Oft höre ich das Argument, der Ölpreis könne nicht unter die Marke von X US-Dollar fallen, weil das die Produktionskosten eines bestimmten Landes oder eines gewissen Unternehmens seien. Doch so funktioniert der Markt nicht. Die Käufer interessieren sich überhaupt nicht dafür, zu welchem Preis ein Produkt produziert werden kann. Wenn es genügend Alternativen gibt, die billiger sind, dann hat ein Land oder Unternehmen mit höheren Produktionskosten schlicht und ergreifend Pech gehabt. Entweder es geht mit dem Preis runter, oder es bleibt auf dem Öl sitzen. Da jedoch ein Unternehmen oder sogar Land die Ölförderung nicht im Minutentakt einstellen und wieder anfahren kann, müssen im schlimmsten Fall Ölverkäufe unter den Gestehungskosten abgewickelt werden.

Und genau das dürfte heute in Kanada geschehen sein. Die Ölsorte Western Canadian Select ist von geringerer Qualität als zum Beispiel West Texas Intermediate (WTI). Diese geringere Qualität war schon immer für einen Preisabschlag verantwortlich. Zusätzlich kommen deutlich höhere Transportkosten für kanadisches Öl vom Produzenten bis zum Verarbeiter in den USA hinzu. Auch das bedingte einen Preisabschlag.

Öl-Tanker werden zu schwimmenden Öllagern umfunktioniert

Nun trifft eine deutlich reduzierte Nachfrage nach Öl auf ein gestiegenes Angebot am Markt, da Saudi-Arabien die Ölförderung erhöhte. Die Folge ist, dass nun qualitativ minderwertigeres kanadisches Öl mit höherwertigem Öl konkurriert, das in ausreichender Menge verfügbar ist, um die Nachfrage allein zu decken. Um überhaupt noch Öl loszuwerden, sank der Ölpreis für kanadisches Öl somit auf einen atemberaubenden Tiefstand von lediglich 3,82 US-Dollar.

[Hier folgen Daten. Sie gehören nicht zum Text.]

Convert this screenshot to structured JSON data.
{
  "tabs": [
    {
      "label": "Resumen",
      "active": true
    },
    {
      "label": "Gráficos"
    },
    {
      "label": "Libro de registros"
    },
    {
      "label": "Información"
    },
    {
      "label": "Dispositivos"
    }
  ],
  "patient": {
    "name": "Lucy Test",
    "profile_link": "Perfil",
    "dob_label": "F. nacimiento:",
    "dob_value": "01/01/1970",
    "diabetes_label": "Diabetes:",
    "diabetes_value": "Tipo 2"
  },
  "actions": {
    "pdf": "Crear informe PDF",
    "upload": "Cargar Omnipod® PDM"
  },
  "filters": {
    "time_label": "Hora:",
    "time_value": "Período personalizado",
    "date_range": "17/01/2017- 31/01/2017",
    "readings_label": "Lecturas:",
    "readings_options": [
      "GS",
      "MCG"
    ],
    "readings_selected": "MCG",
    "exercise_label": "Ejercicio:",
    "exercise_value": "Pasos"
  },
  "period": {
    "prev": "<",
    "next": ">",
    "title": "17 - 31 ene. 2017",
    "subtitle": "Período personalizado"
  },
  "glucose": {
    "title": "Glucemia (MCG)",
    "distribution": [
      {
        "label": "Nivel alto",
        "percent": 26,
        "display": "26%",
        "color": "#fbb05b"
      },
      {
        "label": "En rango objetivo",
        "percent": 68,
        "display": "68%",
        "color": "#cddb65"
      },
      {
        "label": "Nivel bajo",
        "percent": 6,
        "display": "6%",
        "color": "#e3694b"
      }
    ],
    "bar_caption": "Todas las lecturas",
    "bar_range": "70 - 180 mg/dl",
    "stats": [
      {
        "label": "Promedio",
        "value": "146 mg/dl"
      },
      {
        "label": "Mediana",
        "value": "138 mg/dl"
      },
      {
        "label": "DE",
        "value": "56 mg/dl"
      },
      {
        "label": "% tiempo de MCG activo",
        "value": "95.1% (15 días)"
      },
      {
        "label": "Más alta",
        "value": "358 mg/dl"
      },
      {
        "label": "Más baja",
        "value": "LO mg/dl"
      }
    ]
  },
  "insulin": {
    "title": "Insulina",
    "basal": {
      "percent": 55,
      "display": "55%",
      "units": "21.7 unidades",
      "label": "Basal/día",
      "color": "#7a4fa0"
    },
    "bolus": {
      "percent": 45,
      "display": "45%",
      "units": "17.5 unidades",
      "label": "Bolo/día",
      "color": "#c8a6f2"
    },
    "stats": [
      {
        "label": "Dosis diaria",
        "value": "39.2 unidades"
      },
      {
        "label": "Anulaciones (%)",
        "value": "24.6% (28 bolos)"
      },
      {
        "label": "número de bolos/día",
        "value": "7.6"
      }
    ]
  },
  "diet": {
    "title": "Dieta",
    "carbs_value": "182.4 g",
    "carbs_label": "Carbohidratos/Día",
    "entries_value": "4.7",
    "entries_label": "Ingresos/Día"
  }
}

Solche Niedrigpreise hatten nun zur Folge, dass Ölbroker händeringend nach freien Öllagerkapazitäten suchten. Vor einem Monat sagten Branchenkenner noch, dass es zwar erste Anfragen für Öltanker zu Lagerzwecken gäbe, aber noch keine Geschäftsabschlüsse. Inzwischen hat sich die Lage komplett geändert. Wer jetzt als Reeder Öltanker besitzt, macht das Geschäft seines Lebens. Die Terminkurve der Ölfutures ist so steil, dass Ölbroker nahezu jeden Preis für Öltanker bezahlten. Sie kauften Öl zu Niedrigstpreisen, ließen es sich liefern, pumpten es in einen geliehenen Öltanker, verkauften gleichzeitig Öl-Futures mit Lieferdatum in der Zukunft und lassen den voll beladenen Öltanker bis zum Lieferdatum irgendwo vor Anker gehen. Mit dem Abstand im Ölpreis zwischen sofort lieferbarem Öl und Öl mit Lieferung zum Beispiel in einem halben Jahr konnten die Miete für den Tanker beglichen und noch ein risikofreier Gewinn erzielt werden.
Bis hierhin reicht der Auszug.